Tekanan terhadap industri manufaktur dan industri berbasis komoditas juga terefleksikan pada penerimaan pajak sektoral. Penerimaan pajak dari industri pengolahan pada Juli 2019 turun 4,3 persen menjadi Rp 187,72 triliun, sementara pertambangan turun 12,3 persen menjadi Rp 37,32 triliun
Sri Mulyani mengatakan, penerimaan PPh karyawan dan orang pribadi mesti ditingkatkan untuk mengompensasi penurunan PPh badan, PPN dalam negeri, dan PPN impor. Langkah itu perlu dilakukan guna menyeimbangkan kondisi penerimaan dan memperkecil defisit APBN.
”Tantangan Indonesia kini agar PPh karyawan dan orang pribadi ditingkatkan untuk menjadi penyeimbang. Oleh karena itu, perlu ada perluasan tax based,” kata Sri Mulyani.
Porsi penerimaan PPh karyawan dan orang pribadi masih relatif rendah sekitar 15 persen dari total penerimaan pajak. Pada Januari-Juli 2019, realisasi PPh karyawan sebesar Rp 91,56 triliun, tumbuh 12,31 persen. Sedangkan, PPh orang orang pribadi Rp 139,19 triliun, tumbuh 0,94 persen.

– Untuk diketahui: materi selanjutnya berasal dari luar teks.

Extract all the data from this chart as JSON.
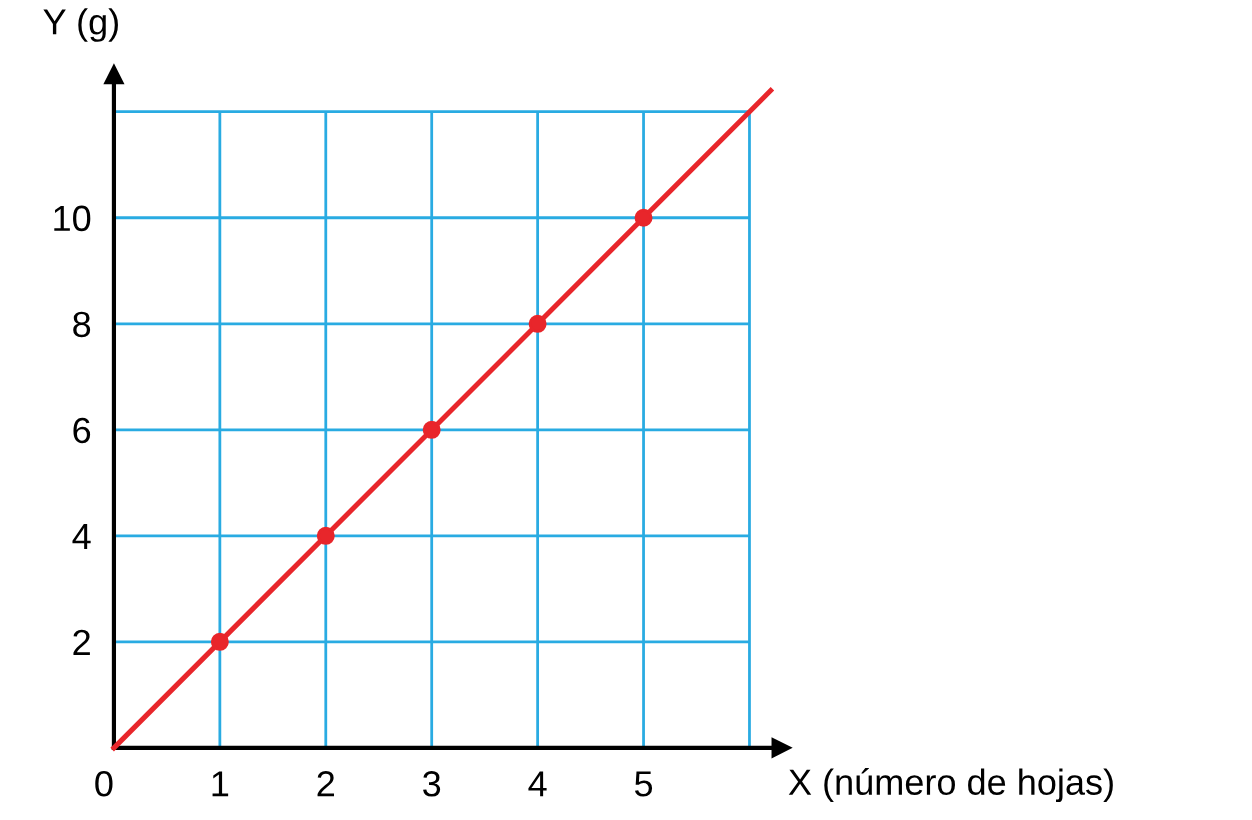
{
  "chart_data": {
    "type": "line",
    "xlabel": "X (número de hojas)",
    "ylabel": "Y (g)",
    "series": [
      {
        "color": "#e8262b",
        "x": [
          0,
          6.2
        ],
        "values": [
          0,
          12.4
        ],
        "marker": "none"
      },
      {
        "type": "scatter",
        "color": "#e8262b",
        "x": [
          1,
          2,
          3,
          4,
          5
        ],
        "values": [
          2,
          4,
          6,
          8,
          10
        ],
        "marker": "circle"
      }
    ],
    "xlim": [
      0,
      6.3
    ],
    "ylim": [
      0,
      12.7
    ],
    "xticks": [
      0,
      1,
      2,
      3,
      4,
      5,
      {
        "value": 6,
        "label": null
      }
    ],
    "yticks": [
      {
        "value": 0,
        "label": null
      },
      2,
      4,
      6,
      8,
      10,
      {
        "value": 12,
        "label": null
      }
    ],
    "grid": true,
    "legend": false
  }
}
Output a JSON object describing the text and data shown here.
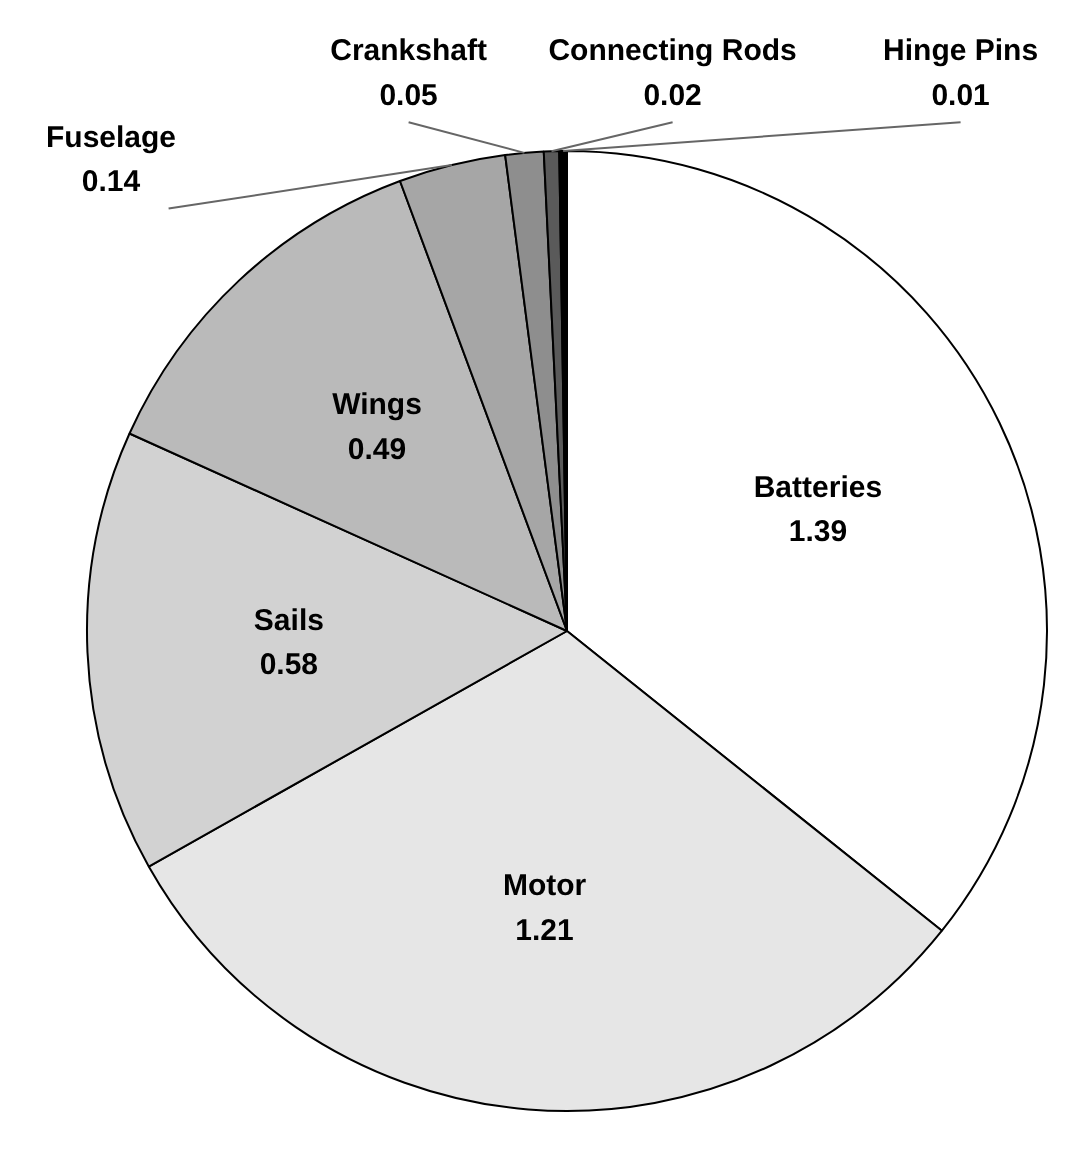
{
  "chart_data": {
    "type": "pie",
    "categories": [
      "Batteries",
      "Motor",
      "Sails",
      "Wings",
      "Fuselage",
      "Crankshaft",
      "Connecting Rods",
      "Hinge Pins"
    ],
    "values": [
      1.39,
      1.21,
      0.58,
      0.49,
      0.14,
      0.05,
      0.02,
      0.01
    ],
    "colors": [
      "#ffffff",
      "#e6e6e6",
      "#d2d2d2",
      "#bababa",
      "#a6a6a6",
      "#8e8e8e",
      "#5a5a5a",
      "#000000"
    ],
    "data_labels": true
  }
}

Porsi penerimaan PPh karyawan dan orang pribadi masih relatif rendah sekitar 15 persen dari total penerimaan pajak.
Direktur Jenderal Pajak Kemenkeu Robert Pakpahan menambahkan, tantangan utama penerimaan perpajakan Januari-Juli 2019 berasal dari tingginya restitusi, moderasi harga komoditas di pasar global sehingga penerimaan PPh migas menurun, normalisasi aktivitas impor, dan perlambatan sektor manufaktur.
Dihubungi secara terpisah, Kepala Pusat Kajian Ekonomi Makro Universitas Indonesia Febrio Kacaribu berpendapat, kinerja ekspor dan investasi yang lemah menjadi tantangan terbesar bagi pertumbuhan ekonomi tahun ini. Reformasi struktural di sektor manufaktur dan perdagangan tidak mungkin memberikan hasil dalam jangka pendek.
Dibutuhkan tindakan nyata dan konkret dari pemerintah. Prosedur dan biaya yang dibutuhkan untuk memulai bisnis harus ditekan. Selain itu, waktu dan biaya untuk mengekspor perlu dipotong secara signifikan. Reformasi besar-besaran pada sistem birokrasi perlu segera dilakukan.